Exfoliation of infected superficial urothelial cells further aids in clearing the bladder infection. Caspase 3 is activated during the early stages of IBC formation, which leads to shedding of the infected urothelial cell, release of filamentous and rod-shaped ExPEC, and upregulation of bladder cell differentiation [5]. FimH-binding Uroplakin Ia is necessary and sufficient to induce Caspase 3 activation and shedding of the superficial bladder cells. Yet differentiation of superficial urothelial cells induced by Uroplakin III also plays an essential role in exfoliation: infected Uroplakin III-deficient urothelial cells in vitro fail to exfoliate, and undifferentiated infected bladder cells do not undergo apoptosis in a murine model of ExPEC bladder infection [29]. The ExPEC hemolysin HlyA further contributes to exfoliation by activating Caspase 3 and by promoting degradation of host proteins important for adherence [19]. Instinctively, induction of apoptosis by ExPEC factors aids in the clearance of the bladder infection. It is therefore interesting that ExPEC directly stabilizes the NF-κΒ activator IκΒ, inhibiting NF-κΒ-mediated upregulation of pro-survival, anti-apoptotic pathways [30]. It is conceivable that ExPEC strikes a balance where low levels of apoptosis are tolerated in the absence of a massive inflammatory response.

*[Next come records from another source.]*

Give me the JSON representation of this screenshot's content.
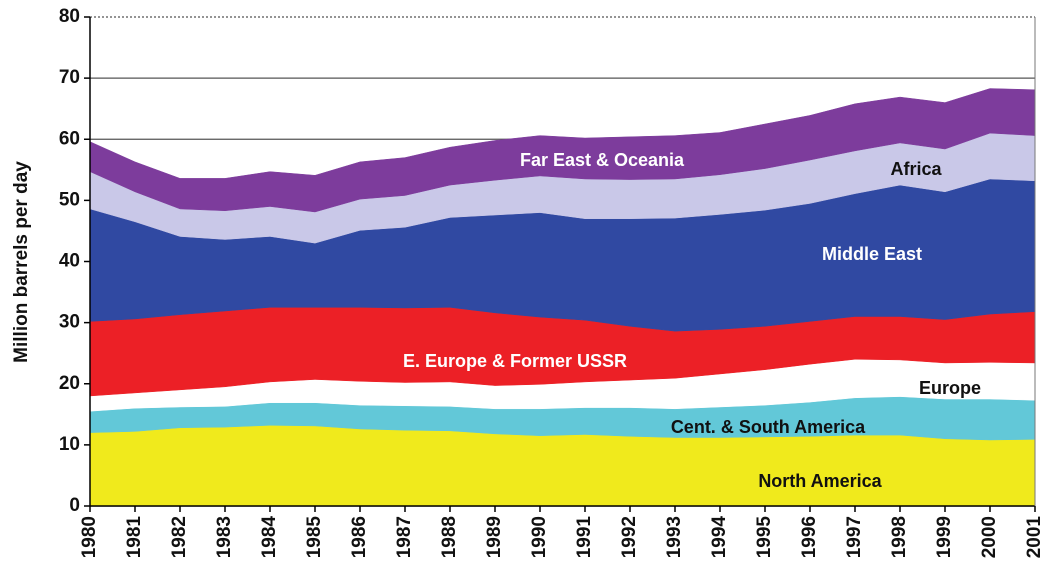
{
  "chart_data": {
    "type": "stacked-area",
    "y_label": "Million barrels per day",
    "categories": [
      "1980",
      "1981",
      "1982",
      "1983",
      "1984",
      "1985",
      "1986",
      "1987",
      "1988",
      "1989",
      "1990",
      "1991",
      "1992",
      "1993",
      "1994",
      "1995",
      "1996",
      "1997",
      "1998",
      "1999",
      "2000",
      "2001"
    ],
    "ylim": [
      0,
      80
    ],
    "yticks": [
      0,
      10,
      20,
      30,
      40,
      50,
      60,
      70,
      80
    ],
    "grid": true,
    "series": [
      {
        "name": "North America",
        "color": "#f0ea1c",
        "values": [
          12,
          12.2,
          12.8,
          12.9,
          13.2,
          13.1,
          12.6,
          12.4,
          12.3,
          11.8,
          11.5,
          11.7,
          11.4,
          11.2,
          11.2,
          11.3,
          11.4,
          11.6,
          11.6,
          11.0,
          10.8,
          10.9
        ]
      },
      {
        "name": "Cent. & South America",
        "color": "#62c8d8",
        "values": [
          3.5,
          3.8,
          3.4,
          3.4,
          3.7,
          3.8,
          3.9,
          4.0,
          4.0,
          4.1,
          4.4,
          4.4,
          4.7,
          4.7,
          5.0,
          5.2,
          5.6,
          6.1,
          6.3,
          6.5,
          6.7,
          6.4
        ]
      },
      {
        "name": "Europe",
        "color": "#ffffff",
        "values": [
          2.5,
          2.5,
          2.8,
          3.2,
          3.4,
          3.8,
          3.9,
          3.8,
          4.0,
          3.8,
          4.0,
          4.2,
          4.5,
          5.0,
          5.4,
          5.8,
          6.2,
          6.3,
          6.0,
          5.9,
          6.0,
          6.1
        ]
      },
      {
        "name": "E. Europe & Former USSR",
        "color": "#ec2026",
        "values": [
          12.2,
          12.1,
          12.3,
          12.4,
          12.2,
          11.8,
          12.1,
          12.2,
          12.2,
          11.9,
          11.0,
          10.1,
          8.8,
          7.7,
          7.3,
          7.1,
          7.0,
          7.0,
          7.1,
          7.1,
          7.9,
          8.4
        ]
      },
      {
        "name": "Middle East",
        "color": "#3049a2",
        "values": [
          18.4,
          15.9,
          12.8,
          11.7,
          11.6,
          10.5,
          12.6,
          13.2,
          14.7,
          16.0,
          17.1,
          16.6,
          17.6,
          18.5,
          18.8,
          19.0,
          19.3,
          20.1,
          21.5,
          20.9,
          22.1,
          21.4
        ]
      },
      {
        "name": "Africa",
        "color": "#c9c8e8",
        "values": [
          6.1,
          4.9,
          4.5,
          4.7,
          4.9,
          5.1,
          5.1,
          5.2,
          5.3,
          5.7,
          6.0,
          6.5,
          6.4,
          6.4,
          6.5,
          6.8,
          7.1,
          7.0,
          6.9,
          7.0,
          7.5,
          7.4
        ]
      },
      {
        "name": "Far East & Oceania",
        "color": "#7d3c9c",
        "values": [
          4.9,
          4.9,
          5.0,
          5.3,
          5.7,
          6.0,
          6.1,
          6.2,
          6.2,
          6.5,
          6.6,
          6.7,
          7.0,
          7.1,
          6.9,
          7.3,
          7.3,
          7.7,
          7.5,
          7.6,
          7.3,
          7.5
        ]
      }
    ]
  }
}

Iron sequestration is another strategy through which the host limits ExPEC growth. In a constant revolving battle, E. coli expresses iron-chelating siderophores such as Enterobactin, among other iron uptake systems, while the host expresses the iron-binding transferrin-like protein lactoferrin [5]. In response to TLR4 stimulation, the host further produces Lipocalin 2 (Lcn2), which directly inhibits E. coli siderophore function [31]. As countermeasures, ExPEC expresses several glycosyltransferases that render siderophores insensitive to Lcn2 (Figure 1) [32].

Concluding Remarks and the Way Forward

ExPEC employs a myriad of complex, multifaceted strategies to combat the host immune response and to establish a niche in the harsh physiological environment of the bladder. Further investigation into the adaptive immune response to UTI and the establishment of quiescent reservoirs may reveal how and why some women experience recurrent UTIs, which remains the core clinical obstacle in treating ExPEC UTIs and a major socioeconomic burden. Since the majority of the data detailing the ExPEC developmental cycle during UTIs was elucidated in murine models, more work is required to fully understand the host-pathogen interaction in human patients.